I enjoyed reading all the responses and sorry if I am out in 'left field' because of my different background.
Dear colleagues, we have such an interesting situation when a simple and particular question has raised a considerably wider discussion of people who have different background and deal with different applications in image processing. Maybe, a proper time for such a discussion has come.
From messages and comments of discussion participants, it seems possible to make some preliminary conclusions:
1) The topic of visual saliency attracts attention from specialists of different fields;
2) All of them deal with image processing but with images of different nature (optical, radar, acoustic, hyperspectral represented in some way, medical which have not been mentioned yet but obviously are of interest as well) and for different applications;
3) A common thing is that all these images are subject to visual inspection (analysis); due to this, visual saliency is of value;
4) The differences consist in tasks solved using these images (looking at them for curiosity, inspection for scientific purposes, looking for special objects (their detection and recognition), diagnostics, qualitty assessment, etc.)

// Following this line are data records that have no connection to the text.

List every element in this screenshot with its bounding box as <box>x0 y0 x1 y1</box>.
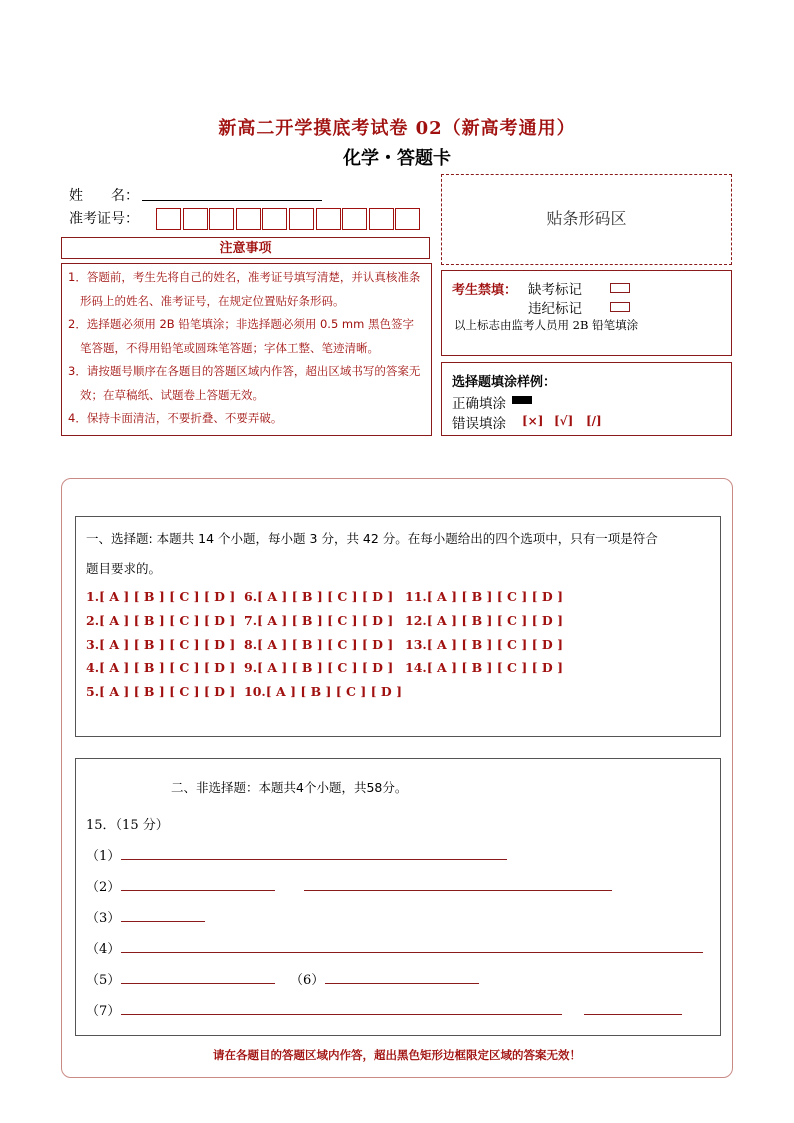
page-subtitle: 化学・答题卡 <box>343 148 451 169</box>
violation-mark-box[interactable] <box>610 302 630 312</box>
choice-row[interactable]: 4.[ A ] [ B ] [ C ] [ D ] <box>86 660 236 675</box>
exam-id-label: 准考证号： <box>69 211 139 227</box>
id-digit-box[interactable] <box>209 208 234 230</box>
barcode-label: 贴条形码区 <box>546 209 627 228</box>
sample-box <box>441 362 732 436</box>
wrong-mark-check: [√] <box>554 414 574 428</box>
id-digit-box[interactable] <box>156 208 181 230</box>
sub-4-label: （4） <box>86 942 121 957</box>
forbid-note: 以上标志由监考人员用 2B 铅笔填涂 <box>454 318 639 332</box>
choice-row[interactable]: 14.[ A ] [ B ] [ C ] [ D ] <box>405 660 563 675</box>
notice-item: 4．保持卡面清洁，不要折叠、不要弄破。 <box>68 411 283 425</box>
id-digit-box[interactable] <box>262 208 287 230</box>
notice-item: 2．选择题必须用 2B 铅笔填涂；非选择题必须用 0.5 mm 黑色签字笔答题，不得用铅笔或圆珠笔答题；字体工整、笔迹清晰。 <box>68 317 414 355</box>
page-title: 新高二开学摸底考试卷 02（新高考通用） <box>218 118 576 139</box>
notice-box <box>61 263 432 436</box>
id-digit-box[interactable] <box>236 208 261 230</box>
answer-line-3[interactable] <box>121 921 205 922</box>
footer-warning: 请在各题目的答题区域内作答，超出黑色矩形边框限定区域的答案无效！ <box>213 1048 581 1062</box>
correct-label: 正确填涂 <box>452 396 506 412</box>
section-nonchoice <box>75 758 721 1036</box>
section-choice <box>75 516 721 737</box>
absent-label: 缺考标记 <box>528 282 582 298</box>
sub-5-label: （5） <box>86 973 121 988</box>
answer-line-7a[interactable] <box>121 1014 562 1015</box>
exam-id-boxes[interactable] <box>156 208 422 230</box>
wrong-label: 错误填涂 <box>452 416 506 432</box>
choice-row[interactable]: 3.[ A ] [ B ] [ C ] [ D ] <box>86 637 236 652</box>
choice-row[interactable]: 8.[ A ] [ B ] [ C ] [ D ] <box>244 637 394 652</box>
answer-line-6[interactable] <box>325 983 479 984</box>
id-digit-box[interactable] <box>316 208 341 230</box>
forbid-label: 考生禁填： <box>452 283 518 298</box>
choice-row[interactable]: 1.[ A ] [ B ] [ C ] [ D ] <box>86 589 236 604</box>
answer-line-5[interactable] <box>121 983 275 984</box>
choice-row[interactable]: 6.[ A ] [ B ] [ C ] [ D ] <box>244 589 394 604</box>
id-digit-box[interactable] <box>369 208 394 230</box>
sub-2-label: （2） <box>86 880 121 895</box>
id-digit-box[interactable] <box>342 208 367 230</box>
name-label: 姓 名： <box>69 188 139 204</box>
forbid-box <box>441 270 732 356</box>
wrong-mark-x: [×] <box>522 414 544 428</box>
notice-item: 3．请按题号顺序在各题目的答题区域内作答，超出区域书写的答案无效；在草稿纸、试题卷上答题无效。 <box>68 364 421 402</box>
filled-mark <box>512 396 532 404</box>
sub-1-label: （1） <box>86 849 121 864</box>
sub-7-label: （7） <box>86 1004 121 1019</box>
wrong-mark-slash: [/] <box>586 414 602 428</box>
answer-line-7b[interactable] <box>584 1014 682 1015</box>
choice-row[interactable]: 5.[ A ] [ B ] [ C ] [ D ] <box>86 684 236 699</box>
section1-intro-2: 题目要求的。 <box>86 561 162 576</box>
answer-line-2a[interactable] <box>121 890 275 891</box>
choice-row[interactable]: 11.[ A ] [ B ] [ C ] [ D ] <box>405 589 563 604</box>
sub-3-label: （3） <box>86 911 121 926</box>
answer-line-2b[interactable] <box>304 890 612 891</box>
id-digit-box[interactable] <box>289 208 314 230</box>
section2-intro: 二、非选择题：本题共4个小题，共58分。 <box>171 780 408 795</box>
violation-label: 违纪标记 <box>528 301 582 317</box>
id-digit-box[interactable] <box>183 208 208 230</box>
barcode-area <box>441 174 732 265</box>
answer-line-4[interactable] <box>121 952 703 953</box>
answer-line-1[interactable] <box>121 859 507 860</box>
notice-item: 1．答题前，考生先将自己的姓名，准考证号填写清楚，并认真核准条形码上的姓名、准考证号，在规定位置贴好条形码。 <box>68 270 421 308</box>
name-field[interactable] <box>142 200 322 201</box>
choice-row[interactable]: 12.[ A ] [ B ] [ C ] [ D ] <box>405 613 563 628</box>
sub-6-label: （6） <box>290 973 325 988</box>
choice-row[interactable]: 7.[ A ] [ B ] [ C ] [ D ] <box>244 613 394 628</box>
section1-intro: 一、选择题: 本题共 14 个小题，每小题 3 分，共 42 分。在每小题给出的四个选项中，只有一项是符合 <box>86 531 658 546</box>
choice-row[interactable]: 2.[ A ] [ B ] [ C ] [ D ] <box>86 613 236 628</box>
id-digit-box[interactable] <box>395 208 420 230</box>
choice-row[interactable]: 13.[ A ] [ B ] [ C ] [ D ] <box>405 637 563 652</box>
choice-row[interactable]: 9.[ A ] [ B ] [ C ] [ D ] <box>244 660 394 675</box>
choice-row[interactable]: 10.[ A ] [ B ] [ C ] [ D ] <box>244 684 402 699</box>
question-15-label: 15．（15 分） <box>86 818 169 833</box>
notice-title: 注意事项 <box>61 237 430 259</box>
sample-title: 选择题填涂样例： <box>452 375 557 390</box>
absent-mark-box[interactable] <box>610 283 630 293</box>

5) These differences lead to different definitions of saliency and, respectively, to different approaches to its characterization and analysis, and to peculiarities of saliency depending upon application.
Thus, opinions of people from other fields and inter-disciplinary use of existing approaches can be very helpful.
Definitely, Saliency can be detected on gray scale images, even in black and white images too. Before coming color video and color photography, people were watching B/W movies, photographs and human were automatically perceiving the salient location from that scene/photograph. Only the thing is the saliency model would be designed based on intensity values, texture, orientation etc.